Since we started to compile fantasy statistics during the 2018 baseball season, we have always been fascinated with the number of points we didn’t score. In our weekly recaps, we always talk about how many points we didn’t score and whether or not it could have affected the final outcome of the matchup. For recap purposes, we listed every week in the spreadsheet on the right. Since we are not able to substitute players into the lineup during the week, these bench numbers would have a significant impact on the matchups and our final numbers.
Head to Head Results
There were 12 teams in our league this season, which meant we had 11 opponents. Out of all those matchups, we posted a winning record against two of them, Dropping Klefboms (2-0-0) and Cyberbullying HWAG (2-0-1). After that, we played two teams and split the season series 1-1, HANDZUS JOB and No Ice in Iceland. We also split a series with B Galli 1-1-1.

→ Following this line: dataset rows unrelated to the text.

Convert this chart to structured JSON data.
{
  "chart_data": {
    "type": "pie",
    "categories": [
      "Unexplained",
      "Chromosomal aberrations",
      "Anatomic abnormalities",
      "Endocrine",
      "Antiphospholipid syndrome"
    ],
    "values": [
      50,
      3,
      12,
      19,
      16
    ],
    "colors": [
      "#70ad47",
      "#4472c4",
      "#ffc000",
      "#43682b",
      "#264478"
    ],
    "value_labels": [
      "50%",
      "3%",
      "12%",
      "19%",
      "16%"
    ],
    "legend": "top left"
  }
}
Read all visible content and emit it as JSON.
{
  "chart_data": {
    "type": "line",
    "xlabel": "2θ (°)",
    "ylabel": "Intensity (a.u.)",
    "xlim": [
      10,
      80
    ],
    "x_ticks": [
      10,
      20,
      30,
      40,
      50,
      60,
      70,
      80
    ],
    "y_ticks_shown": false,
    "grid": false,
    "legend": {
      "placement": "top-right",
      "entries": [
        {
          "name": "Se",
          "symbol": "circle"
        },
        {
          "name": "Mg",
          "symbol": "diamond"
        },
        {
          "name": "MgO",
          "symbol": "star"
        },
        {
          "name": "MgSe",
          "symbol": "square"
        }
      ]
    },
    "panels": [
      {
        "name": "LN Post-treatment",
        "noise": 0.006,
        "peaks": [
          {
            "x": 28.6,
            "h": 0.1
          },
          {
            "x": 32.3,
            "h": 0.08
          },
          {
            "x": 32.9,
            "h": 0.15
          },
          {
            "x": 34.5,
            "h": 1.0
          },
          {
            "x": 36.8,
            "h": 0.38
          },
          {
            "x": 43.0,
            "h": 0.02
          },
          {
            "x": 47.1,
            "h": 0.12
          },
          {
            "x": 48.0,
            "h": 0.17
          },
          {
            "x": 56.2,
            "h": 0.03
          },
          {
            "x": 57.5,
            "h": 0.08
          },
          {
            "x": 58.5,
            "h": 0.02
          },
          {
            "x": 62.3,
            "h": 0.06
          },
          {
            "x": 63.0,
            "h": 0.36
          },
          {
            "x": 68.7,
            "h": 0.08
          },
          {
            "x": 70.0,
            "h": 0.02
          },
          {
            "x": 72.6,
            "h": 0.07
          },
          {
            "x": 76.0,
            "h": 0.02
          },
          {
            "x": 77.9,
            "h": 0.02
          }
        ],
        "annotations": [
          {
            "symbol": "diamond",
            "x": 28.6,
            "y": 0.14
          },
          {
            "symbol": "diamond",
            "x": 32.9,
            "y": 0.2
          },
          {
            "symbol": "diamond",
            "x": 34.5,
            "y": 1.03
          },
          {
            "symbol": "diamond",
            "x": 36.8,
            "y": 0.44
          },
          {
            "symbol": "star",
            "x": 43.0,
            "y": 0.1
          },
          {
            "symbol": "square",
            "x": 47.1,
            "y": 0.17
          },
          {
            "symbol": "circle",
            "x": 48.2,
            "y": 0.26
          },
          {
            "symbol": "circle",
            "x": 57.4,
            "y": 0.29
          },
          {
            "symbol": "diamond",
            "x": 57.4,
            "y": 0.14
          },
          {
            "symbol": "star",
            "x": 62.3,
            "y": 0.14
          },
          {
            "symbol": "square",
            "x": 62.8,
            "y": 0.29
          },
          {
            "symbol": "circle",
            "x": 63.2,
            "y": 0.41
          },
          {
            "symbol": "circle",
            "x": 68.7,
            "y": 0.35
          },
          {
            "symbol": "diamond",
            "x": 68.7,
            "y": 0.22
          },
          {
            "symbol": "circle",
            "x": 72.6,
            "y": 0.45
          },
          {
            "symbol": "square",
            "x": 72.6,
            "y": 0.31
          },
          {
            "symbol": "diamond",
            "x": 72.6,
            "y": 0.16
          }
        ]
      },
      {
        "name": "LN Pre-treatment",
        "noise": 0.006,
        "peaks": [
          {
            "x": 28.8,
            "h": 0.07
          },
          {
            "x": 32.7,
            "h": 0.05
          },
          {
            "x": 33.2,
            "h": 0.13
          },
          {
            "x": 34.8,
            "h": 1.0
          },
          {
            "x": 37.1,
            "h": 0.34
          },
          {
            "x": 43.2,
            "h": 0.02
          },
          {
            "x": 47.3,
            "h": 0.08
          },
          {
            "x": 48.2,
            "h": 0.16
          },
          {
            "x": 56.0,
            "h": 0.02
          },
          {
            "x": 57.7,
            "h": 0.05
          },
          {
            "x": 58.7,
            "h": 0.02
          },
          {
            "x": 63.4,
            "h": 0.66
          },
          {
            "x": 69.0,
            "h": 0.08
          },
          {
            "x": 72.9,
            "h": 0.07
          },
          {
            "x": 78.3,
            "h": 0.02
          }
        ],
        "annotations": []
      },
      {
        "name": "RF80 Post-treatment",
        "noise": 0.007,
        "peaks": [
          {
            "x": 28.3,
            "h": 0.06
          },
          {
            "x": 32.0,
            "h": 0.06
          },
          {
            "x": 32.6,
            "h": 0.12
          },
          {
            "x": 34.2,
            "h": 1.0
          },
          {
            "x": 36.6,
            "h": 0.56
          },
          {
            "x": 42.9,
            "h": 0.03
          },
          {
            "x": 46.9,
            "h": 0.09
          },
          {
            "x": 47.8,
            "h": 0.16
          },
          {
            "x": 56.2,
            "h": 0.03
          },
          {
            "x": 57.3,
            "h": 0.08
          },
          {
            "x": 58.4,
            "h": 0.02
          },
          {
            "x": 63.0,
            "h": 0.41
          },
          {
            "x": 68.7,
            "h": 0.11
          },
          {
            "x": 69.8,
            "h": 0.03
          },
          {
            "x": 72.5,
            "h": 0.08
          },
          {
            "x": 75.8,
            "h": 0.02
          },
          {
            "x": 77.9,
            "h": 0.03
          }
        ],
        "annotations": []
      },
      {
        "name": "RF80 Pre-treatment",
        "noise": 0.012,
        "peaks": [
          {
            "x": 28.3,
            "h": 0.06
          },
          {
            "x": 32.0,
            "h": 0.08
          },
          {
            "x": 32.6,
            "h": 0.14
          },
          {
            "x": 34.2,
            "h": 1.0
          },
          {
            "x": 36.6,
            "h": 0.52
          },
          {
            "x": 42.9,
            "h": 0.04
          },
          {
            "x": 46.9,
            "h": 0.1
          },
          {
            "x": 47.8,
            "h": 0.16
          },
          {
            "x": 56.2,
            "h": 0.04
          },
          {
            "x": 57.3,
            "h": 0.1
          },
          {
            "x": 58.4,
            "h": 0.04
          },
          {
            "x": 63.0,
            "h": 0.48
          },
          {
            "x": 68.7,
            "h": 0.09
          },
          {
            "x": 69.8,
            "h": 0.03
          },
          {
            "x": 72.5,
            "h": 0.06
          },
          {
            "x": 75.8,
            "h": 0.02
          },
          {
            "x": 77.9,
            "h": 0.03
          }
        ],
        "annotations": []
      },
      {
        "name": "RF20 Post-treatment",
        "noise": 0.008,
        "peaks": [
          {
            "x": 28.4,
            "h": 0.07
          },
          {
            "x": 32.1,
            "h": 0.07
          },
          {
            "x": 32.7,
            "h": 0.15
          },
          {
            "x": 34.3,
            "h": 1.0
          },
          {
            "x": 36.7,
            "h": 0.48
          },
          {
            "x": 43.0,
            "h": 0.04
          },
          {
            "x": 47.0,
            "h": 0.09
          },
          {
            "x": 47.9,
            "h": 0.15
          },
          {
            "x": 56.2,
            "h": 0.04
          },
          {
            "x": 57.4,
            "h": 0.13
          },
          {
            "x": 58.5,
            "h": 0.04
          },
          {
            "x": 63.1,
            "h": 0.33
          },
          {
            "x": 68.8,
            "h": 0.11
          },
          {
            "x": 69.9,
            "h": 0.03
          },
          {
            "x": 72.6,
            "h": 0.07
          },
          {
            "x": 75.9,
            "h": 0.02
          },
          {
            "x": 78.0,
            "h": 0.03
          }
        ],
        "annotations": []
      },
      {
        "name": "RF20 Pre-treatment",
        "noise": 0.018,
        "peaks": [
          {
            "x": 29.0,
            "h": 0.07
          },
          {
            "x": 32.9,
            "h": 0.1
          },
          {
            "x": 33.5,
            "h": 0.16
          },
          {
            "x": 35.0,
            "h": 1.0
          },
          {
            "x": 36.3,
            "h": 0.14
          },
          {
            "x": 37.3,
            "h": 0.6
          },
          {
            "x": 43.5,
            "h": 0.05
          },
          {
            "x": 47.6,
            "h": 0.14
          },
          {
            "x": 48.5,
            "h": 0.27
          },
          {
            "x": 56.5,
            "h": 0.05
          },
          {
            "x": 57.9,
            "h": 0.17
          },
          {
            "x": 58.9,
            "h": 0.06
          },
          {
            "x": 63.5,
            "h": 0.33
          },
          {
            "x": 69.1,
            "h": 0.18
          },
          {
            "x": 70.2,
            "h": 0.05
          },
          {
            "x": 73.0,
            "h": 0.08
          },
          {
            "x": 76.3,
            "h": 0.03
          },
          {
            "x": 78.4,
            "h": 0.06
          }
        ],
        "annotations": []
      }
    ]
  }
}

We were swept (0-2-0) by three teams, Money in Leblanc, Hanz&Franz, and Donkey Kong Country. Do I Love Horcoff??? and The Real Deal both claimed the only matchups we had (0-1-0), while we managed to take a point from Gloveside (0-1-1) despite losing the first matchup.
When it comes to matchup scores, we played our best against Cyberbullying HWAG (17-9-4) and our worse against Do I Love Horcoff??? (2-7-1). We produced winning matchup scores against Dropping Klefboms and Cyberbullying HWAG. In regards to the other nine teams, we were severely outscored when the final numbers came in.
We were on a mission at the start of the 2019-20 fantasy season. We wanted to produce a winner after a miserable first season in a new league. Unfortunately, that didn’t happen for the second straight year. Despite our ambitions going into the draft, we failed to produce a winner on the ice. It seems that even after learning the structure of this league and setting ourselves up to succeed in it, we didn’t really learn anything.
Lucky for us, the future is bright, just like it is in The Big Apple.